Tuesday, April 24, 2012

A Thousand Names for Joy, by Byron Katie #69



69
When two great forces oppose each other,
the victory will go to the one that knows how to yield. 

It's not possible for something to be against you. There's no such thing as an enemy; no person, no belief, not even the ego is an enemy. It's just a misunderstanding: we perceive something as an enemy, when all we need to do is be present with it. It's just love arising in a form that we haven't understood yet. And questioning the mind allows beliefs to simply arise. The quiet mind realizes that no belief is true, it is immovable in that, so there's no belief it can attach to. It's comfortable with them all.


Your enemy is the teacher who shows you what you haven't healed yet. Any place you defend is where you're still suffering. There's nothing out there that can oppose you. There is just fluid motion, like the wind. You attach a story to what you perceive, and that story is your suffering. I am everything that I have ever called other people; they were me all along. Everything I ever called my enemy was me. Projection would have us see reality as a them and a me, but reality is much kinder. All enemies are your kind teachers, just waiting for you to realize it. (And that doesn't mean you have to invite them to dinner.) No one can be my enemy until I perceive him as threatening what I believe. If there's anything I'm afraid of losing, I have created a world where enemies are possible, and in such a world there's no way to understand that whatever I lose I am better off without.

I return home after a trip, I open the door, and the house has been cleaned out. The burglars have taken my money, my jewelry, the television, the stereo, my CD collection, appliances, computers; they've left just the furniture and some clothing. The house has a clean Zen look. I go through the rooms and see that this possession is gone, that one is gone. There's no sense of loss or violation. On the contrary, I picture the recipients and feel what joy these items will bring them. Maybe they'll give the jewelry to their wives or lovers, maybe they'll sell it at a pawn shop and feed their kids with the proceeds. I am filled with gratitude. My gratitude comes from the obvious lack of need for each item. How do I know I don't need it? It's gone. Why is my life better without it? That's easy: my life is simpler now. The items now belong to the burglars, they obviously needed the items more than I did; that's how the universe works. I feel such joy for them, even as I fill out the police report. I find it odd that the way of the world is to try to retrieve what is no longer ours, and yet I understand it. Filling out the police report is also the way of it. If the items are found, I'm ready to welcome them back. And because they are never found, I understand that the shift in ownership is the best thing for the world, for me, and for the burglars. I need only what I have at any given time, never more, and never less. We can never have a problem with possessions; the only problem is our thoughts about what we do or don't possess. What other suffering is possible?

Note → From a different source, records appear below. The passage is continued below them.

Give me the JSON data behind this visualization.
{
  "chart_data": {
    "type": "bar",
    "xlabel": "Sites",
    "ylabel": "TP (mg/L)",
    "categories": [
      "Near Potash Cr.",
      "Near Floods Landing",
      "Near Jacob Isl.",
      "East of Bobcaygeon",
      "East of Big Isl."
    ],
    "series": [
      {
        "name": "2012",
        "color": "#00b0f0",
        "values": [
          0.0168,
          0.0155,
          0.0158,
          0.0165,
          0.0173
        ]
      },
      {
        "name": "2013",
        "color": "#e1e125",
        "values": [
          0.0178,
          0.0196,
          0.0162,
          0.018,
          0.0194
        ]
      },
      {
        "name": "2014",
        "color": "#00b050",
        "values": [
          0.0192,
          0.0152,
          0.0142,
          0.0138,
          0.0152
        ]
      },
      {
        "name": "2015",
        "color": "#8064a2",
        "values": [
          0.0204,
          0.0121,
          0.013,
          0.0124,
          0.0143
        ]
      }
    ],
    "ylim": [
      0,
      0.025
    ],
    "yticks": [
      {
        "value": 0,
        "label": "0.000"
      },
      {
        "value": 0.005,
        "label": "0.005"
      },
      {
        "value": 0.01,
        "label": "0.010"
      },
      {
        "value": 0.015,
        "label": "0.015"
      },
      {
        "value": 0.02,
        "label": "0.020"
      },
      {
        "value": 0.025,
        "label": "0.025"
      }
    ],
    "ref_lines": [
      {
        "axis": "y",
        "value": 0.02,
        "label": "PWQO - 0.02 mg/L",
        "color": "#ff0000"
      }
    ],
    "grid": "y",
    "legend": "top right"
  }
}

The simple truth of it is that what happens is the best thing that can happen. People who can't see this are simply believing their own thoughts, and have to stay stuck in the illusion of a limited world, lost in the war with what is. It's a war they'll always lose, because it argues with reality, and reality is always benevolent. What actually happens is the best that can happen, whether you understand it or not. And until you understand it, there is no peace. 

Reality is always kinder than the story we tell ourselves about it. If I were to tell the story of reality, it would have to be a love story. The story would be told as life lives itself out, always kinder and kinder, with twists and turns that cannot be projected into the distance. For example, if my daughter dies, I realize that there is no self to be affected. It's not about me. This is about her life, my child's life, and I celebrate her freedom, because I know the freedom of unidentified mind-the unceasing bodiless mind that is finally awake to itself, the mind that never existed as a her, and the her that can never die. In this we are never separated. And that's just a beginning; it gets even kinder. I get to see what my child's children grow into because she was not there to teach them differently. Whenever I lose something, I've been spared. Every loss has to be a gain, unless the loss is being judged by a confused mind. I come to see what fills that space in my life because she isn't there. And because she lives in my heart, the kindness in my world cannot decrease, because something else enters the space that I held her in. Just when you think that life is so good that it can't get any better, it has to. That's a law.

I look at the leaf that has withered and gone crisp in its apparent lifelessness. The tree has had to let go of it as if it were nothing. It falls to the ground and begins to do its job, a different job now. It naturally does it, becomes mulch, becomes water and air. Eventually it becomes every element, it nourishes and becomes part of what makes the mother tree strong, substance and water and air and fire, everything doing its job in the moment it appears to be that. And again and again it lives the story of mind, the evolution of mind and what it projects as disservice in absolute service.